We are now on our road back to Larkinsville, Jackson County, Alabama, where I presume we shall winter. It is 25 miles from here and is quite a pleasant place. We will start again, I presume, tomorrow morning.
My health is first rate and my appetite such as I would be ashamed of if I was at home. We have plenty to eat and little to do, and I am afraid I shall be very lazy when I get home. Some days ago, Lt. [Franklin] Amos ¹ started for Maquoketa, and he will give you particulars of our situation &c. I want to get another letter from you very much. I do not want you to play another trick on me by not writing for two weeks. Don’t you do it again!
I write this letter in Capt. W. A. Warren’s ² office in this town. He is Post Quartermaster here and Frank Bettis ³ is his head clerk. They are both old acquaintances from Bellevue. Col. [Jeremiah W.] Jenkins is in the office with me at the present time. His health is first rate.
I hope you will have a pleasant Christmas and New Year’s.
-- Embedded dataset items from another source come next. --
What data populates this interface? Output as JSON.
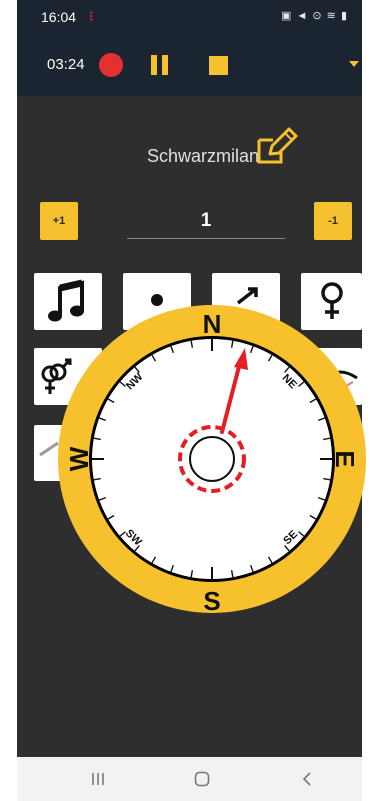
{
  "status_bar": {
    "time": "16:04",
    "alert_glyph": "⁝",
    "icons_text": "▣ ◄ ⊙ ≋ ▮",
    "icons": [
      "photo-icon",
      "mute-icon",
      "location-icon",
      "wifi-icon",
      "signal-icon",
      "battery-icon"
    ]
  },
  "toolbar": {
    "elapsed": "03:24",
    "record_color": "#e53030",
    "accent_color": "#f5c12e"
  },
  "species": {
    "name": "Schwarzmilan"
  },
  "counter": {
    "plus_label": "+1",
    "minus_label": "-1",
    "value": "1"
  },
  "attribute_tiles": [
    "music-note-icon",
    "sitting-bird-icon",
    "male-icon",
    "female-icon",
    "pair-icon",
    "flying-bird-icon"
  ],
  "compass": {
    "north": "N",
    "east": "E",
    "south": "S",
    "west": "W",
    "northwest": "NW",
    "northeast": "NE",
    "southeast": "SE",
    "southwest": "SW",
    "bezel_color": "#f7c02d",
    "needle_color": "#e31e24"
  },
  "nav_bar": {
    "icons": [
      "recent-apps-icon",
      "home-icon",
      "back-icon"
    ]
  }
}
God bless you, my dear ones. May God watch over and protect you. Let me know whether Santa Claus visits the children on Christmas Eve or not.
My respects to all enquiring friends. Who is dead or married lately? Write as often as you possibly can.
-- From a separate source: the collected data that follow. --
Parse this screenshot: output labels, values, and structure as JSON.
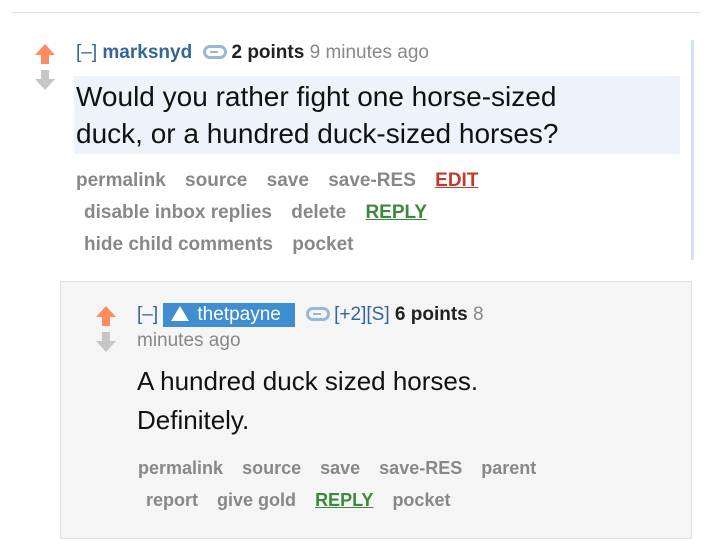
{
  "comment1": {
    "collapse": "[–]",
    "author": "marksnyd",
    "score": "2 points",
    "time": "9 minutes ago",
    "body_line1": "Would you rather fight one horse-sized",
    "body_line2": "duck, or a hundred duck-sized horses?",
    "buttons": {
      "permalink": "permalink",
      "source": "source",
      "save": "save",
      "save_res": "save-RES",
      "edit": "EDIT",
      "disable_inbox": "disable inbox replies",
      "delete": "delete",
      "reply": "REPLY",
      "hide_child": "hide child comments",
      "pocket": "pocket"
    }
  },
  "comment2": {
    "collapse": "[–]",
    "author": "thetpayne",
    "vote_info": "[+2][S]",
    "score": "6 points",
    "time_part1": "8",
    "time_part2": "minutes ago",
    "body_line1": "A hundred duck sized horses.",
    "body_line2": "Definitely.",
    "buttons": {
      "permalink": "permalink",
      "source": "source",
      "save": "save",
      "save_res": "save-RES",
      "parent": "parent",
      "report": "report",
      "give_gold": "give gold",
      "reply": "REPLY",
      "pocket": "pocket"
    }
  },
  "colors": {
    "upvote": "#ff8b60",
    "downvote": "#c6c6c6",
    "author_link": "#336699",
    "edit": "#c0392b",
    "reply": "#3b8a3b",
    "mod_badge": "#3e8ed0"
  },
  "icons": [
    "upvote-arrow-icon",
    "downvote-arrow-icon",
    "user-tag-icon",
    "moderator-icon"
  ]
}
Your affectionate husband and father, — A. G. Henderson
P.S. Have you sold any of them gold pens and pencil holders yet? — A. G. H.
¹ Franklin (“Frank”) Amos was 1st Lieutenant of Company H, 31st Iowa Infantry. He resided in Maquoketa, Iowa.
² Capt. W. A. Warren (1812-1884) was also from Maquoketa, Iowa. He was appointed post quartermaster in the army in 1862, and for a time acted as chief quartermaster of the army of the Tennessee. During his term of office he disbursed over seventy millions of dollars for the government, and controlled hundreds of millions of dollars worth of government property and supplies. At one time his enemies thought to get him out of the army. They preferred charges against him and had him arrested and court marshaled, but the court acquitted him. He was honorably discharged from the army in September, 1865, receiving a receipt in full from the government. [Maquoketa Excelsior, Jackson Co., Iowa, Published March 8, 1884]
³ Frank A. Bettis was from Maquoketa, Iowa. He went with Capt. Warren as clerk during the Civil War. After the war, he opened a law office in Bellevue for a time and then moved to Kansas.